As NASA launches the Orion spacecraft as part of the Artemis 1 mission, the United States will be one step closer to the moon for the first time in 50 years. UNH scientists have made an important contribution to this goal: they're determining if radiation levels at the moon, which can cause serious health issues, are safe enough for astronauts to return.
To measure those levels, researchers at UNH’s Space Science Center built one of the two instruments on NASA’s Lunar Reconnaissance Orbiter that has been monitoring space radiation levels. The Cosmic Ray Telescope for the Effects of Radiation (CRaTER) was launched in 2009 and has been making crucial measurements while orbiting the moon ever since.
“Artemis 1 is the next important steppingstone to putting humankind back on the moon,” said Harlan Spence, director for the UNH Institute of the Study of Earth, Oceans, and Space and principal investigator for the CRaTER instrument. “CRaTER has diligently been monitoring radiation so Artemis will not venture into the unknown but rather confidently into a well understood environment with a design and instruments needed to make a safe journey with astronauts.”
The unmanned Artemis 1 mission is expected to liftoff Sept. 3 between 2:17 and 4:17 p.m. ET from Kennedy Space Center in Florida, but the mission team will review data, weather and overall readiness on Thursday, Sept. 1. In place of real astronauts, the Orion spacecraft contains instrumented mannequins or “moonikins” that will, in part, measure radiation while in flight. NASA plans to use that same spacecraft to eventually shuttle humans on the same trip back to the moon.
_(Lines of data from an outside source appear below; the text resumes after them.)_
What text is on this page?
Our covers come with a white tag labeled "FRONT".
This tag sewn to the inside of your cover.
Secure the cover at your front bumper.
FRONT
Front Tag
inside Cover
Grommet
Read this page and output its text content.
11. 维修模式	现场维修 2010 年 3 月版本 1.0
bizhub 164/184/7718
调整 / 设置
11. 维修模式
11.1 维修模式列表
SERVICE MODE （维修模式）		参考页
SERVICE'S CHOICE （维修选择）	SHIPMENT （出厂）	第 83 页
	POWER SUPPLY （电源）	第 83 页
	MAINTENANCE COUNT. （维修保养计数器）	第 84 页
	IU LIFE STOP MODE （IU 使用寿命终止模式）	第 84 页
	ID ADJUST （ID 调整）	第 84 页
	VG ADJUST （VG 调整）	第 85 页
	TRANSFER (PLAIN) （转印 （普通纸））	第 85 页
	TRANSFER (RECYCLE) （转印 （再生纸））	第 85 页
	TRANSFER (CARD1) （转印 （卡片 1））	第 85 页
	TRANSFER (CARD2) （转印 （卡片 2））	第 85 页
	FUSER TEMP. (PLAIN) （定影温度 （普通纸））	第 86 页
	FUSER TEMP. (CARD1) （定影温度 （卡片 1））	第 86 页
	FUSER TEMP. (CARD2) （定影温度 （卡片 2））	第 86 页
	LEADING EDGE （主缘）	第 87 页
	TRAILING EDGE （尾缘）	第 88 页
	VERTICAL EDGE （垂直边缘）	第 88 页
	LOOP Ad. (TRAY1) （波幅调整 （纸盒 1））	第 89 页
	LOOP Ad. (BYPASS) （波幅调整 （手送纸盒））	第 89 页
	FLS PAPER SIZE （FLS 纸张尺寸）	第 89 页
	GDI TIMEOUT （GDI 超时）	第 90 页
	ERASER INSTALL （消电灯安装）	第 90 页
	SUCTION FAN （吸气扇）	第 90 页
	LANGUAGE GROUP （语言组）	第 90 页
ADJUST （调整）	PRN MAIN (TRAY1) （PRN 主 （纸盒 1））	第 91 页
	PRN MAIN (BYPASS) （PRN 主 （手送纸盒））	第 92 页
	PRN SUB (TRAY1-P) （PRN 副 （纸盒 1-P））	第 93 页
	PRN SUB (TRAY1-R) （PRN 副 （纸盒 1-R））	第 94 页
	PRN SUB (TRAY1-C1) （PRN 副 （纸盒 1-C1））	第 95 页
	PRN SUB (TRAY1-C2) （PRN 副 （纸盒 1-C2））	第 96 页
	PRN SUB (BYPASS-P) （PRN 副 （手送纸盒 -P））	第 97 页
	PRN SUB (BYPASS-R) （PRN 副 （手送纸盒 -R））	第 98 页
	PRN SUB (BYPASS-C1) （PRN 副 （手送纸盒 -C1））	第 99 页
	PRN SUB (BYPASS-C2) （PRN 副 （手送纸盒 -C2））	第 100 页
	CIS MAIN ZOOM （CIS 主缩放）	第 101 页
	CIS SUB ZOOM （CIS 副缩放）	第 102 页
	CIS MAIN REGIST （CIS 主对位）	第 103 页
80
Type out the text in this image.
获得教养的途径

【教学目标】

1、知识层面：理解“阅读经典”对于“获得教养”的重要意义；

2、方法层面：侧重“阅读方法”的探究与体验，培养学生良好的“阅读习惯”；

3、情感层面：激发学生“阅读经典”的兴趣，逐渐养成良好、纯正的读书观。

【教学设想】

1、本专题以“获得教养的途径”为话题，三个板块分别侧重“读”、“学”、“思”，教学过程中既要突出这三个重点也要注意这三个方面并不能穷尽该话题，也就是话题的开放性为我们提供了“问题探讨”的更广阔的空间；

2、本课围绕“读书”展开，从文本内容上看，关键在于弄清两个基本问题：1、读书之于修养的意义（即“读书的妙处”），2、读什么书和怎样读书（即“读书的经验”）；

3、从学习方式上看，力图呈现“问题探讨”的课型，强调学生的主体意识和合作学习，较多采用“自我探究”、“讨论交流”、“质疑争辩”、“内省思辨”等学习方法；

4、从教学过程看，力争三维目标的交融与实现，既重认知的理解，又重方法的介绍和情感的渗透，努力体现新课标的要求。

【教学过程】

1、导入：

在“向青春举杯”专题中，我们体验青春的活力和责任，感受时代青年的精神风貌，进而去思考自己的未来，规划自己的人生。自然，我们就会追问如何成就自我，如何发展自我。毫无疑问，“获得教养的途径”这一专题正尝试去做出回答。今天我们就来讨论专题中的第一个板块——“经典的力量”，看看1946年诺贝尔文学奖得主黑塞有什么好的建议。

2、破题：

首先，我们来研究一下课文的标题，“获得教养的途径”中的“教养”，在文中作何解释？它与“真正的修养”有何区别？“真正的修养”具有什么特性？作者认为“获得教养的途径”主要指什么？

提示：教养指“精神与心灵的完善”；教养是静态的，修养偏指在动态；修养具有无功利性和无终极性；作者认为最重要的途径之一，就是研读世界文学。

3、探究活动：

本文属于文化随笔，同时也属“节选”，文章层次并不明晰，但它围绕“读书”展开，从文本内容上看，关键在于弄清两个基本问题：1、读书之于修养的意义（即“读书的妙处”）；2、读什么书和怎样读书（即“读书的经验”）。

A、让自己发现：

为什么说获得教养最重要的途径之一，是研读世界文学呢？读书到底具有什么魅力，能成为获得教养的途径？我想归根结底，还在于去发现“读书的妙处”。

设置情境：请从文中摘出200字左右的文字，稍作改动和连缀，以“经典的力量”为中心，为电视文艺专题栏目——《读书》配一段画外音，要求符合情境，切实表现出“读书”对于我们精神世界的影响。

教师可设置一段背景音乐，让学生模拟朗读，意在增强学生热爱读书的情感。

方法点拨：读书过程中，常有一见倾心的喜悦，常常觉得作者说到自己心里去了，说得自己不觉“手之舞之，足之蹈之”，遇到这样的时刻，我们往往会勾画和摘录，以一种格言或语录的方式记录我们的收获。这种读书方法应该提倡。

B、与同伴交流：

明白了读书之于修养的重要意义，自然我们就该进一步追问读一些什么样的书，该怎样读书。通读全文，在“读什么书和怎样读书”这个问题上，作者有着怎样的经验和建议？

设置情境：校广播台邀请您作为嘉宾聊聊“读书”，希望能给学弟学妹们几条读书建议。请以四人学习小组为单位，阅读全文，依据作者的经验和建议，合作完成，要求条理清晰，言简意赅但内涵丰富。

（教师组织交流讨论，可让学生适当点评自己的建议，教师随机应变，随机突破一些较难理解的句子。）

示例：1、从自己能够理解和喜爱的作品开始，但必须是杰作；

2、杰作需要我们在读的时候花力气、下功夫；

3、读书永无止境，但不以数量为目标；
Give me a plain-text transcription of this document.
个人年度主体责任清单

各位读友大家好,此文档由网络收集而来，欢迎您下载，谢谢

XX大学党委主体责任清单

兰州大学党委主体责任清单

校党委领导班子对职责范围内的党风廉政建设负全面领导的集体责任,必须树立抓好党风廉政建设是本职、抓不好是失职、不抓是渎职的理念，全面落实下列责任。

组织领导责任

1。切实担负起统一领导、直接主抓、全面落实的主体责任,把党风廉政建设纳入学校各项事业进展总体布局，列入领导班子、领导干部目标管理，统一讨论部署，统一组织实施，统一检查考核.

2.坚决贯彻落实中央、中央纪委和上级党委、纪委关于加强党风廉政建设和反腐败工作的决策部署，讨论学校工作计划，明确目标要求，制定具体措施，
The UNH Institute for the Study of Earth, Oceans, and Space (EOS) is UNH's largest research enterprise, comprising six centers with a focus on interdisciplinary, high-impact research on Earth and climate systems, space science, the marine environment, seafloor mapping and environmental acoustics. With approximately 100 principal investigators managing more than 400 individual grant awards, and with annual expenditures exceeding $45 million, EOS fosters an intellectual and scientific environment that advances visionary scholarship and leadership in world-class and graduate education.